Hippotherapy is a form of physical, occupational, and speech therapy that relies on the aid of a horse. It’s based on the concept that when a child makes adjustments to the gait, rhythm, and repetition of a horse’s movements, their own neurological and physical functioning develops and improves as a result. That is because horses display specific patterns of cadence and rhythm as they move. In order to remain mounted, the rider must adapt to the patterns of movement in the horse, so their torso and hips naturally fall in sync. This repetition and adaptation create new natural motor responses and improved movement, even when the child is off the horse.

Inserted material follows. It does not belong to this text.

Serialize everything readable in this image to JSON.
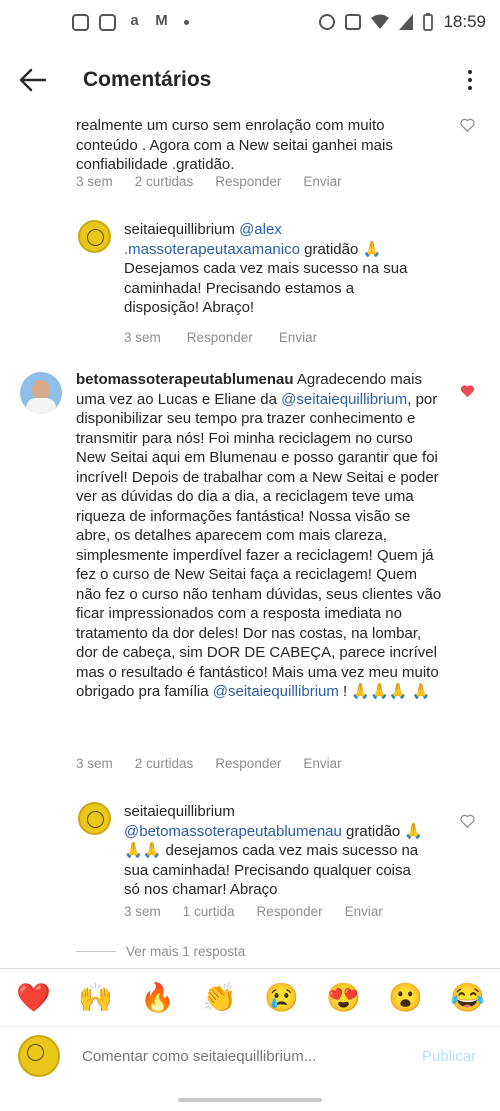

Hippotherapy also provides plenty of psychological benefits. Horses are known to offer psychological comfort, and the emotional bond that is created between a horse and a rider can be very rewarding, providing a child with a sense of motivation and improved self-esteem. Hippotherapy, through equine movement, has been proven to help with:

  • Balance and coordination
  • Strength
  • Posture
  • Control
  • Understanding visual cues
  • Sensory integration
  • Endurance
  • Abnormal muscle tone
  • Social skills
  • Self-esteem

A hippotherapy team consists of a therapist, horse trainer, and riding instructors walking on both sides of the horse. Unlike therapeutic horseback riding (where specific riding skills are taught), the movement of the horse itself is the treatment strategy. Hippotherapy is a treatment whose effectiveness has been confirmed in a large patient group with physical or mental disabilities when applied by an experienced therapist. Equine-assisted therapy is being used widely in many countries of the world.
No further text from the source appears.